En revanche, sous couvert de lutte contre le racisme, le sexisme, et autres mauvais prétextes, il s’agit bien entendu de donner la possibilité d’intimider la presse numérique, souvent très désargentée par rapport aux groupes subventionnés. L’enjeu, là encore, n’est pas d’établir la justice, mais de dissuader ceux qui s’expriment sur Internet de remettre en cause le régime et les sornettes qu’il propage pour légitimer son existence.

Avec le projet de loi Egalité et Citoyenneté, l’objectif est bien de permettre à tous les puissants d’intimider leurs détracteurs numériques, en permettant de multiplier les procédures contentieuses coûteuses, et en réduisant les chances, pour les internautes, de gagner ces dossiers.

Dans le cas d’une affaire Cahuzac, le ministre doit pouvoir (dans l’esprit des élus) disposer d’un arsenal juridique capable d’assécher la trésorerie du site qui le dénonce, même si ce site dit la vérité.

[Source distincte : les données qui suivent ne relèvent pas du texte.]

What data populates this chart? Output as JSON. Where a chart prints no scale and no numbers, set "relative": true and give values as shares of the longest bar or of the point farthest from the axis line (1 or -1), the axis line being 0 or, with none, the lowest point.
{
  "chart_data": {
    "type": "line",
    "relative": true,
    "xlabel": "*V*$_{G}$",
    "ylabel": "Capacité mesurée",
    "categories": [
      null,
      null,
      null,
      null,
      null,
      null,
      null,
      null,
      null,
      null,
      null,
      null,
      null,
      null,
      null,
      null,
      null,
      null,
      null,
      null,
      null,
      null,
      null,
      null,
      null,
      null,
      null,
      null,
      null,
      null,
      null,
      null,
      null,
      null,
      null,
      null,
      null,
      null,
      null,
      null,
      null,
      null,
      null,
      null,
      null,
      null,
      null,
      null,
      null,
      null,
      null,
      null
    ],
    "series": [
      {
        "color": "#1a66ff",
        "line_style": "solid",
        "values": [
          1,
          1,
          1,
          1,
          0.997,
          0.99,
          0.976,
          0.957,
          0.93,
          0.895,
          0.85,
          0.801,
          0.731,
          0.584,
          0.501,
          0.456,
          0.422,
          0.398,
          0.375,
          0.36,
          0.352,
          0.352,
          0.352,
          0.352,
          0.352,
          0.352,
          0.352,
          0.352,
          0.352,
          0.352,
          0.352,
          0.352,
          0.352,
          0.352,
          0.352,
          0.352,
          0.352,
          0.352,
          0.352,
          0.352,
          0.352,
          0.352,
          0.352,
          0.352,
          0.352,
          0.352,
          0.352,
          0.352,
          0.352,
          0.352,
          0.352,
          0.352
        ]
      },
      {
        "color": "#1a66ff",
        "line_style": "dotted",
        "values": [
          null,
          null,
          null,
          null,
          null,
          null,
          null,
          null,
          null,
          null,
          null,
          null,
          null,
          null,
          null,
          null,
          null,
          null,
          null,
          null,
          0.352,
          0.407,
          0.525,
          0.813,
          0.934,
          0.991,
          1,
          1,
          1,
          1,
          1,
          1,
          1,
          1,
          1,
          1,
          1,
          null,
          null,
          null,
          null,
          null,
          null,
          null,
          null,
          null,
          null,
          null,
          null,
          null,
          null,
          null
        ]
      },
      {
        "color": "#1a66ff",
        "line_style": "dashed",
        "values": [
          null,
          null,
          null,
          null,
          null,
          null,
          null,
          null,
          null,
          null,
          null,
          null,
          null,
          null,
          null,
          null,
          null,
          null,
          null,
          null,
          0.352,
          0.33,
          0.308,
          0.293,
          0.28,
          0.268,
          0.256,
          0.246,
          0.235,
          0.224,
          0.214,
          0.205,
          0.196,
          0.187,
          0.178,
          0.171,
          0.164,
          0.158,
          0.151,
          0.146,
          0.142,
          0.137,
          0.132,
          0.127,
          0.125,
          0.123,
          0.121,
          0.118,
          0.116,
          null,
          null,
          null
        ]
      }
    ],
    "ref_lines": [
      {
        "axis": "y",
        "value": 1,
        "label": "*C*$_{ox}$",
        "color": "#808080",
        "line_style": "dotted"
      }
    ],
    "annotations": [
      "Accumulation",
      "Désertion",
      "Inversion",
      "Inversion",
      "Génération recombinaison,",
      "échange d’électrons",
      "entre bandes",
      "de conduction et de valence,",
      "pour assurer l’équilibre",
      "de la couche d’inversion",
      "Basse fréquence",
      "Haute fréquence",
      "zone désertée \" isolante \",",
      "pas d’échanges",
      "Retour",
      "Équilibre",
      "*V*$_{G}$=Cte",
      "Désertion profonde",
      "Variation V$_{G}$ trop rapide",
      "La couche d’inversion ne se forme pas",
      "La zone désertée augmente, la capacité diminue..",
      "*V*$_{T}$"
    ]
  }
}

Faire taire les critiques plutôt que réformer

Intuitivement, nous comprenons tous la mécanique intellectuelle des parlementaires qui tentent de peser de tout leur poids pour faire taire le net. A la différence de la presse écrite, qui dépend des subventions publiques pour sa survie, Internet est libre, et donc dangereux.

Face à des institutions qui se battent farouchement pour préserver leurs privilèges obsolètes (on se souvient ici des simagrées de Bartolone pour empêcher la publication du patrimoine des députés), au lieu d’y renoncer et de répondre aux attentes de la société civile, celle-ci n’a pourtant pas le choix. Elle doit faire valoir son droit d’inventaire et elle utilise Internet pour le faire.

Les élus peuvent avoir l’illusion qu’ils pourront préserver leurs avantages par l’intimidation. Ils ont mal compris ce qu’était Internet. De ce point de vue, il y a, chez nos élus, la même incompréhension du monde qui les entoure que celle des députés de 1945 face à la décolonisation.

Un combat d’arrière-garde

On peut, bien sûr, croire que la loi arrêtera le progrès des libertés. On peut, quand on est député, préserver son petit pouvoir et son illusion d’être important sur le dos de la société tout entière, en lui faisant perdre du temps. Incontestablement, la loi Egalite et Citoyenneté peut retarder la disparition des privilèges. Mais c’est un combat d’arrière-garde car, tôt ou tard, la liberté triomphera et les scélérats seront renversés.

Leur disparition sera d’autant plus brutale qu’ils auront voulu la freiner arbitrairement.